British heavy industrial polluters often see their carbon costs nearly cut in half if the country crashes out of the EU without any deal this autumn.
Updated guidelines released on Monday show the UK government intends to introduce a domestic tax of lb16 ($19) per tonne of CO2 emitted from power stations and industrial sites from 4 November. The aviation sector wouldn't be susceptible to the tax.
In the UK, the tax would replace the EU emissions trading plan, where permit prices have soared near to EUR30/t ($33) and therefore are forecast to continue climbing. Plus a falling pound, it enhances the prospect of the significantly lower carbon price in great britan than you are on the continent.
The tax will come into force when the UK fails to negotiate a withdrawal cope with the EU by 31 October, when it is due to leave the bloc.
The rate of lb16/t price was initially suggested through the UK government in the 2023 budget, once the EU carbon price fluctuated between EUR17 and EUR20/t and the pound sterling was stronger against the euro.
At time, the Scottish and Welsh governments objected towards the proposal on the basis it handed an excessive amount of capacity to the centralised UK Treasury.
Power generators would continue being subject to an lb18/t surcharge on top of the tax – a total rate lower than they pay at present.
Meanwhile, “the rest of the heavy industry will be left free,” Chaitanya Kumar, senior policy advisor in the Green Alliance think-tank, told Climate Home News.
A low UK carbon price risks slowing down decarbonisation of the country's industrial sector, Kumar said.
Since January this season, the EU has frozen the UK’s capability to obtain free allowances and auction carbon credits underneath the bloc’s emissions trading scheme. The UK government is forecast to lose a minimum of lb1.1 billion in revenue this year consequently, according to think-tank Sandbag.
The probability of the united kingdom leaving the EU with no deal on 31 October has significantly increased, after Boris Johnson was elected pm by Conservative Party members a week ago.
Johnson has repeatedly said he would take the country out of the EU on Halloween whether or not the bloc can agree with new withdrawal terms together with his government. The default situation is really a no-deal Brexit.
The government said the tax rate for years beyond 2023 could be set during future budget announcements, which usually occur in the autumn, however the specifics are yet unknown.
Phil MacDonald, who leads think-tank Sandbag's work on carbon pricing, told CHN there was yet no clear trajectory within the cost of the tax beyond 2023, leaving investors unable to plan.

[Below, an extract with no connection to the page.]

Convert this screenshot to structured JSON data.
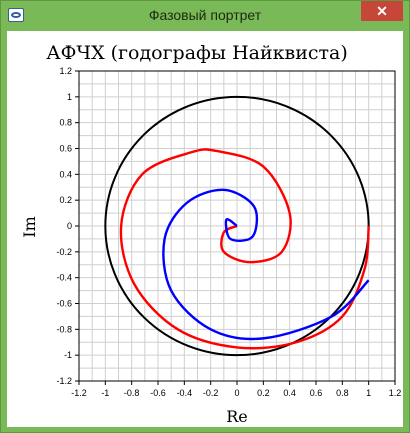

“The carbon tax should be drawn from the annual political cycle. It's really no good for business to be subject to the vagueness the carbon tax might be changed,” he said.
MacDonald also warned the reduced tax rate could damage britain's reputation as a likely host of next year's UN climate talks.
“It wouldn't be a great search for the UK to lessen its carbon price lower than the rest of the EU. It might set a poor precedent for carbon pricing,” he said.
The move could also visit a temporary rise in coal generation in the united kingdom next year, using the possibility of coal-fired power plants returning online, Yan Qin, lead analyst at data consultancy Refinitiv Carbon, told CHN.
But the “outlook for coal in the united kingdom is gloomy”, she added, pointing to dwindling coal capacity and persisting low gas prices that would eventually offset the results of a low carbon price on coal.
Besides the looming prospect of a no-deal Brexit, the UK government is considering long-term choices for carbon pricing following a country's departure in the EU.
Its preferred choice is the creation of a UK emissions trading scheme that may be associated with the EU market, based on official documents.
The government has sought the recommendation of their official advisers, the Committee on Global warming, on the issue and a reply is expected shortly.
Even if this was the adopted option, “it couldn't be assumed that it would happen quickly,” said Kumar from the Green Alliance, adding that Switzerland has unsuccessfully tried to link its emissions trading sell to the EU's for the past seven years.
“This is less to do with the technical aspects and much more with the political ones,” he said.